Melbourne hosted the Global Atheist Convention this past weekend, where for three days a coterie of the faithless urged each other on in their collective scepticism. The most famous proponents of a godless universe were in attendance – Richard Dawkins, Sam Harris and Daniel Dennett – but this time, sadly, the most engaging and entertaining of them, Christopher Hitchens, wasn't.
The convention sought to ''Celebrate Reason'', which seems, well, reasonable enough. We all need something substantial on which to make our judgments, and according to those who attended, it's the clear thinkers, those unencumbered by superstition and religious nonsense, who are most likely to arrive at the truth.
But while it's easy to mock those with religious beliefs, the atheist appeal to a thoroughly rational, objective position is not without its problems.
Daniel Kahneman, arguably the most influential psychologist alive today, is a Nobel prize winner in economics. He's also the author of Thinking, Fast and Slow, where he draws upon a lifetime of studying human behaviour that has shown him just how unreliable the human mind really is.

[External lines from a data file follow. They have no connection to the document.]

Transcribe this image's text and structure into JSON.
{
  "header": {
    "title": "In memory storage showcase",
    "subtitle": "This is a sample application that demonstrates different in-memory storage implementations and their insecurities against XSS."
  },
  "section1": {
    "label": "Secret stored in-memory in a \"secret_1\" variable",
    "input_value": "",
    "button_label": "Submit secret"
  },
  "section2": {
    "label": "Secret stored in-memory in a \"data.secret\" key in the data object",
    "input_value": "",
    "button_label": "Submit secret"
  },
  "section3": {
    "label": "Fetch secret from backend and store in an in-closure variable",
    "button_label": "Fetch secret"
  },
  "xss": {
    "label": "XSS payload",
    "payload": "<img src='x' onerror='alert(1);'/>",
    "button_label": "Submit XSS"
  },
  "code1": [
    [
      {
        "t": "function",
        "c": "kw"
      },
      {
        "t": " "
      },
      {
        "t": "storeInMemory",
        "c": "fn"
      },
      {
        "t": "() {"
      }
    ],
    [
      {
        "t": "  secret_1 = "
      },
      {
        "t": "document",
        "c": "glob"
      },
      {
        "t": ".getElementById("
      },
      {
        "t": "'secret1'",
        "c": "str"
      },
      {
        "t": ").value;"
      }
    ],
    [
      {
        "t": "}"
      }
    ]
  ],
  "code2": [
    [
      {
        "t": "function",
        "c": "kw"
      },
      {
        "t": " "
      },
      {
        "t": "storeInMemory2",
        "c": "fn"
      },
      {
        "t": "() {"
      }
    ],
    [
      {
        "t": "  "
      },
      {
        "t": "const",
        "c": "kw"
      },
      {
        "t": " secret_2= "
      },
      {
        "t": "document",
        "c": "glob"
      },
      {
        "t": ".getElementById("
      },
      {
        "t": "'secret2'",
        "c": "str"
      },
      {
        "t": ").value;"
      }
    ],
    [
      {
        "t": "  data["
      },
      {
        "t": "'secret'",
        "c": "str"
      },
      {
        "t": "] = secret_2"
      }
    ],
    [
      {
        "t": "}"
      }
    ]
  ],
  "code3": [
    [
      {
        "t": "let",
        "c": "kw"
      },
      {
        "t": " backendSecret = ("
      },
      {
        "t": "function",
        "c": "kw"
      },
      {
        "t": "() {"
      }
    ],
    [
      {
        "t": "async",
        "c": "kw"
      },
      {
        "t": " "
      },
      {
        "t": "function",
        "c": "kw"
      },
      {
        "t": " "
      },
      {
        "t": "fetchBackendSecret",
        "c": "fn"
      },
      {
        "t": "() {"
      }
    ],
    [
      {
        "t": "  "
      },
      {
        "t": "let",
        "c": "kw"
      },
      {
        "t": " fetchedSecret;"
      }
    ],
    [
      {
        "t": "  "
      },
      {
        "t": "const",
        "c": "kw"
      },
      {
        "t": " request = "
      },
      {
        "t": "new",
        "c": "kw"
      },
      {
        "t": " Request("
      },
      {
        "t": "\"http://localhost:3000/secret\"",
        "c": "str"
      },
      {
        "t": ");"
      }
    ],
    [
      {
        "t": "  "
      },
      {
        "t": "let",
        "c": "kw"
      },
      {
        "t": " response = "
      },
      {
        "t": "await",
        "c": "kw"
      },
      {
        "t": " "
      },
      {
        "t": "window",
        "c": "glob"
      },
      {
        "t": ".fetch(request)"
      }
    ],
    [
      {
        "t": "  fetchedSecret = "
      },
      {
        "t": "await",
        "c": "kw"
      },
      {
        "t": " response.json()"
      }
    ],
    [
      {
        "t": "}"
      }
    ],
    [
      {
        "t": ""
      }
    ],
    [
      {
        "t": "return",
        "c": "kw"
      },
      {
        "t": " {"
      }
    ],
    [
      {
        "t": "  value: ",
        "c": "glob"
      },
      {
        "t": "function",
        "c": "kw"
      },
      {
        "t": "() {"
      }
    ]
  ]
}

Along with his late colleague Amos Tversky, Kahneman's at times bizarre experiments have helped provide a framework to understand why, for instance, applicants to medical school are less likely to be admitted if interviewed on a rainy day. And why judges, when asked to roll a pair of dice rigged to come up three or nine before the mock-sentencing of a shoplifter, decided to give the ''offender'' an average of eight months if they rolled nine and five months if they rolled three.
But here's the thing. While Kahneman and Tversky reveal what appear to be permanent fallibilities in human reason, their rule of thumb was that they would study no specific example of human ''idiocy or irrationality'' unless they first detected it in themselves. In other words, even experts suffer the same quirks of human unreason as anyone else.
This could, I suppose, be fuel for the religious sceptic's fire – suggesting that those who put their faith in things unseen are clearly deluding themselves. But it cuts both ways. The same thing applies to non-believers whose hopes and aspirations might cloud their judgment on the question of God's existence.
And there remain formidable challenges for the enthusiasts of non-belief. Renowned American philosopher Alvin Plantinga's most famous, novel and ironic argument is that naturalism cannot rationally be believed.
The argument is a bit complex but it goes something like this: if you're a naturalist (there's no God or gods), you'll also be a materialist (the only thing that exists, including consciousness, is physical matter). You'll think human beings are material objects, and that there isn't any immaterial soul, or self, or person.
If you think this way, you will also necessarily think that any belief (''all religion is irrational'', for instance) is something like a structure of neurons in the nervous system, or in the brain, which will have two kinds of properties: the belief will have neuro-physiological properties, but it will also have content properties, meaning there's a purely physical cause for something you believe.
Now, evolution couldn't give a toss about what you believe. It cares about rewarding adaptive behaviour and punishing maladaptive behaviour. So evolution will gradually modify those neuro-physiological properties in the direction of greater adaptiveness, but it doesn't follow that it modifies belief in the direction of truth. Evolution doesn't care about true belief.
So, if you accept the combination of naturalism and materialism, says Plantinga, you'll have to accept that any particular belief you might hold could as likely be false as true. The probability that your beliefs are reliable will be low.
If, however, you believe in God and don't accept naturalism and materialism, then that particular problem doesn't apply. You will assume there is a being who is separate from creation but speaks truth into the fibre of the universe. Sure, you'll have other challenges to your faith, but you'll have a reason to trust your faculties in a way that the naturalist does not. Believing in human rationality is quite rational within a theistic world view, but not so in an atheistic framework.
Plantinga is quick to point out that none of this is intended to prove belief. There remain serious questions for those who believe in an all-powerful, good God who creates and sustains the universe, and believers need to face these.
But Plantinga's thesis might prompt those in the ''all religion is delusional'' camp to approach vital questions of human existence with measured consideration of the alternatives – something beyond naked contempt. That, surely, is a reasonable request.
Simon Smart is a director of the Centre for Public Christianity.